When international sales cross the tax threshold set by other countries you may be required to register, charge and pay tax in that country. This is common when selling into Europe or Australia (GST on imported low value goods). This is a guide to handling these additional tax liabilities in Brightpearl.
We recommend speaking with your accountant to ensure that you are conforming to all relevant tax rules.
Crossing the threshold
As soon as these thresholds are hit, then you are liable for tax in those countries. It is your responsibility to be aware of this and to pay the right tax to the right country following their rules. You will need to monitor the sales value made into each country manually. Brightpearl has no facility for automatically alerting you to any threshold in a particular country being crossed.
Brightpearl sales reports can be used to show total sales value and delivery country in order to calculate the total sales made to a particular country over a specified period of time.
Once you have forecast that sales into a particular country will cross the threshold and you have registered for tax, you will need to configure Brightpearl to apply the relevant tax codes to sales based into that country.
First of all, you should create tax codes for the relevant tax rates to be applied. These tax codes will also make it possible to view and report the tax payable to that country's tax authority. Learn more about tax codes here.
Brightpearl tax zones are used to create tax rules to automatically assign those tax codes to sales being delivered into a particular country. Learn more about tax zones here.
Tax regimes are used to control which tax codes are included in the VAT return. Learn more about tax regimes here.
A worked example
You're needing to report on sales into Germany separately from other EU sales.
- Create a new tax code for the German VAT rate (creating any tax components if necessary).
- Create a new tax zone called Germany, using the Germany tax code.
- Edit the Germany country to use this tax zone instead of the EU zone.
- Create a new tax regime for Germany, containing the Germany tax code.
New sales downloaded from online sales channels will have order lines set to the Germany tax code if the customer's delivery country is Germany (because the country Germany is in the Germany tax zone, and the tax zone has a tax code).
Your regular VAT return will no longer show amounts for the new Germany tax code (since it's not part of the VAT regime). You will be able to produce a new VAT return for just the transactions that contain the Germany tax code, using the Germany tax regime.
You will need to ensure that each of your sales channels, such as Amazon, eBay and your website, are configured to charge tax.

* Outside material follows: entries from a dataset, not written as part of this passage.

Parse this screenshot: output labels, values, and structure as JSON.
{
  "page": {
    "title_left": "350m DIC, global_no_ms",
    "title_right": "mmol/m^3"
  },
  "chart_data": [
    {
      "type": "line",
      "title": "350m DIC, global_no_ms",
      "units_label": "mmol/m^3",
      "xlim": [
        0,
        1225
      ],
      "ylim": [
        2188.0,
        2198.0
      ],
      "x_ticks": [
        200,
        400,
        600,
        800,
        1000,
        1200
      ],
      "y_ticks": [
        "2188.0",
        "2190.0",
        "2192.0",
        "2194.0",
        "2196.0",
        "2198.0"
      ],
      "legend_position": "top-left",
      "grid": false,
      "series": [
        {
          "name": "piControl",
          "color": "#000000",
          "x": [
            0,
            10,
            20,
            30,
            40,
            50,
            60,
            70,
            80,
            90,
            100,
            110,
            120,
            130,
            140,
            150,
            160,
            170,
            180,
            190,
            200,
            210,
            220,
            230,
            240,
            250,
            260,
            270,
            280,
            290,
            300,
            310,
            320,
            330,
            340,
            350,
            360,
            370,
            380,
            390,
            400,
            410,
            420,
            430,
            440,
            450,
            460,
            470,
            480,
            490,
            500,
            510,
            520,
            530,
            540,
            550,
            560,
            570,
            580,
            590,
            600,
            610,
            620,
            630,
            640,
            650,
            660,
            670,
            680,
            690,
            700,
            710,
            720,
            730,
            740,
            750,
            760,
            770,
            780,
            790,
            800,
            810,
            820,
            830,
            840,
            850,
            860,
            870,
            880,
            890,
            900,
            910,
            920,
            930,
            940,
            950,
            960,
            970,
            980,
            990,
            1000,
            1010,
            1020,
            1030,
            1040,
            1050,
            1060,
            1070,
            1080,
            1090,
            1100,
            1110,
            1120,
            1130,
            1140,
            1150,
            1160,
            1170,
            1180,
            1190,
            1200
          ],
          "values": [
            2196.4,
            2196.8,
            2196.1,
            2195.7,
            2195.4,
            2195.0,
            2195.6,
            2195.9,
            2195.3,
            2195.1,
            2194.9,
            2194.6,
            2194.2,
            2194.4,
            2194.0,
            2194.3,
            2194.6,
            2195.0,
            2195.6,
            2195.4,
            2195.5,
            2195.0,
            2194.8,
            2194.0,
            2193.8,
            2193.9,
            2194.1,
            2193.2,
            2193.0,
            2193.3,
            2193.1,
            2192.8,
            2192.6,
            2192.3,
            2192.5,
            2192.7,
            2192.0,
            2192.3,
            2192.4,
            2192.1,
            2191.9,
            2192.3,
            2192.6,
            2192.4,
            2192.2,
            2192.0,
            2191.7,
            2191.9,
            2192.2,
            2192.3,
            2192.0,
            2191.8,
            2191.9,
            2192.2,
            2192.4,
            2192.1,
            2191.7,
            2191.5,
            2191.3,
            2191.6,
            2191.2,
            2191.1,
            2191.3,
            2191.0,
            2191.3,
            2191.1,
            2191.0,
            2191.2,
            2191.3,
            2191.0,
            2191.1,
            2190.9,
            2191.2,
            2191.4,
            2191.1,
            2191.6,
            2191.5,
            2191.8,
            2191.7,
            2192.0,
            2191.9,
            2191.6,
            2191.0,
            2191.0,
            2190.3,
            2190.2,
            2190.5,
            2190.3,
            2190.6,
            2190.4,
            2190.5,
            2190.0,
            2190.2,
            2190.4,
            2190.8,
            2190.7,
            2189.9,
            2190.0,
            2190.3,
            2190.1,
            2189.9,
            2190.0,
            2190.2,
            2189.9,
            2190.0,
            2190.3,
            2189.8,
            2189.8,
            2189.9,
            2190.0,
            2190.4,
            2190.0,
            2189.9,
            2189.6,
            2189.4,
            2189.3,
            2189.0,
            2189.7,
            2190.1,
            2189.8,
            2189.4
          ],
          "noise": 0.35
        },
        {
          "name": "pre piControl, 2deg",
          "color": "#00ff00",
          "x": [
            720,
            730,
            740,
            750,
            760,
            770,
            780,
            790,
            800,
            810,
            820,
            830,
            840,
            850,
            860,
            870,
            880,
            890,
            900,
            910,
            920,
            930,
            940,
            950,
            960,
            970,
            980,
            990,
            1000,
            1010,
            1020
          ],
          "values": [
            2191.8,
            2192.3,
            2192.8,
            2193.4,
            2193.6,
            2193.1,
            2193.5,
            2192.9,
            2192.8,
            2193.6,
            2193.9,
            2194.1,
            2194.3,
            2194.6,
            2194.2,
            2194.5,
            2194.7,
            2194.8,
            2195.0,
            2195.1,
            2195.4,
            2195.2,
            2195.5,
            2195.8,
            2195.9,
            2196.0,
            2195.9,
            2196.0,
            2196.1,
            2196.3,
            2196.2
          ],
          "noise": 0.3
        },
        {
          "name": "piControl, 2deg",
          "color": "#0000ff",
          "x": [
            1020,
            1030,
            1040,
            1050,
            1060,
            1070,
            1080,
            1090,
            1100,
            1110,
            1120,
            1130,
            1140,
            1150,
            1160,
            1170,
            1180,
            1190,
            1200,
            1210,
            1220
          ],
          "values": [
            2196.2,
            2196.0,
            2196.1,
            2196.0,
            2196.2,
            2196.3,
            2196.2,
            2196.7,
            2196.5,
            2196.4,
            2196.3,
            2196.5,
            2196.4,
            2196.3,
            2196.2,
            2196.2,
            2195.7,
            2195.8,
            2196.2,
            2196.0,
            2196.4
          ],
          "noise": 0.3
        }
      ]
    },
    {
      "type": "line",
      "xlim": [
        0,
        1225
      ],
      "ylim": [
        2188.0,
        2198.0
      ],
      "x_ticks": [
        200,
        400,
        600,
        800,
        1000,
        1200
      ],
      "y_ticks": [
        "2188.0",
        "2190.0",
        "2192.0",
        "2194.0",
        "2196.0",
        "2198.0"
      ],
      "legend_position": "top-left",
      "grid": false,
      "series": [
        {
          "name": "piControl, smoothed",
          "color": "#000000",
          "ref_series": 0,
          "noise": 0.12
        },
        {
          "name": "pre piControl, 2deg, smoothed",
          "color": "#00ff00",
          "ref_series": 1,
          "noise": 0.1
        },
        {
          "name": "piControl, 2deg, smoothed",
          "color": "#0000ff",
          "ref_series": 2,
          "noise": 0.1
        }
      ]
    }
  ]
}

Import One-Stop Shop (IOSS)
From July 1st 2021, the EU has introduced changes to their distance selling rules which mean businesses can register with the IOSS, performing a single monthly VAT return, instead of having to register with each country individually.
EC Sales list
If you are required to produce a list of merchants and their tax numbers, with the sales made to those merchants, then you can use the EC Sales list (even if it's not for EC purposes).